On the other hand, a Stable Outlook means the rating is likely to be maintained in the next 12 months.

PhilRatings said it assigned the rating based on key rating factors including AEV’s experienced shareholders and management, with a strong track record.

It also factored in the firm’s highly diversified investment portfolio which cushioned the adverse impact of external headwinds on some of the Company’s businesses in the first half of 2023.

Also considered was AEV’s sound growth strategies, with a particular focus on digitalization and portfolio diversification, its sustained profitability, and its manageable leverage and liquidity positions. 

AEV announced earlier this month that it has partnered with Coca-Cola Europacific Partners PLC (CCEP) to buy 100 percent of Coca-Cola Beverages Philippines, Inc. (CCBP) from The Coca-Cola Company (TCCC).

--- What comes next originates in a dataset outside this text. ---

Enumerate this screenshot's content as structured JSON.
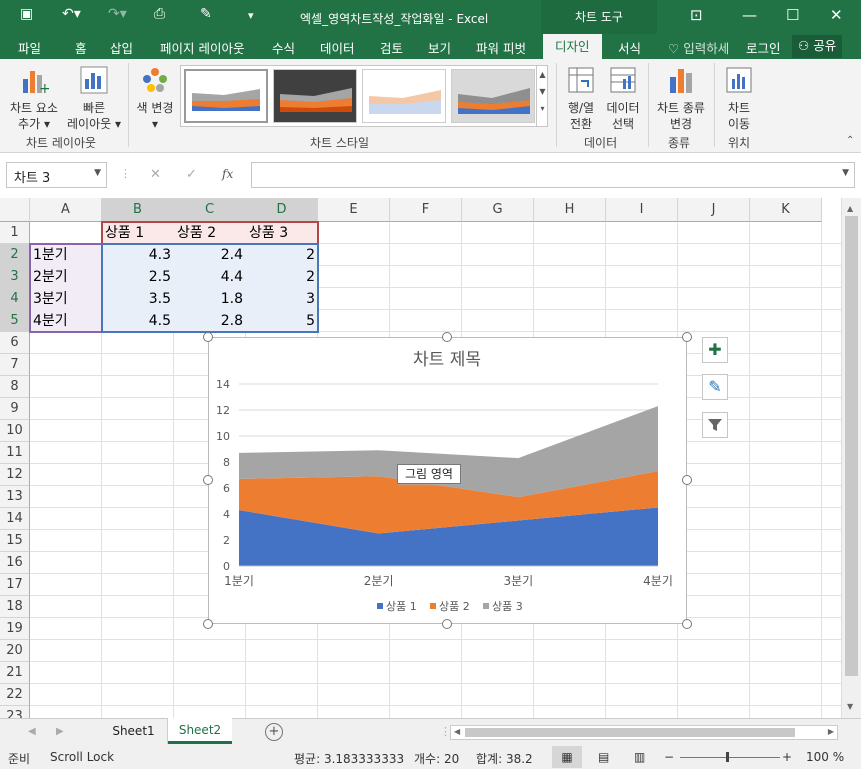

The acquisition will be at an enterprise value of $1.8 billion on a debt-free cash-free basis, consistent with TCCC’s stated intent to divest its bottling operations.

AEV said the potential joint transaction may lead to the acquisition of CCBP from TCCC, based on a 60:40 ownership structure between CCEP and AEV.

If completed, the proposed acquisition would build on AEV’s portfolio diversification strategy to enter the branded consumer goods space and on CCEP’s successful expansion into the Asia-Pacific region via its acquisition of Coca-Cola Amatil in 2021. 

AEV said it would be well positioned to support CCBP’s growth ambition given the synergies that can be generated from AEV’s other businesses.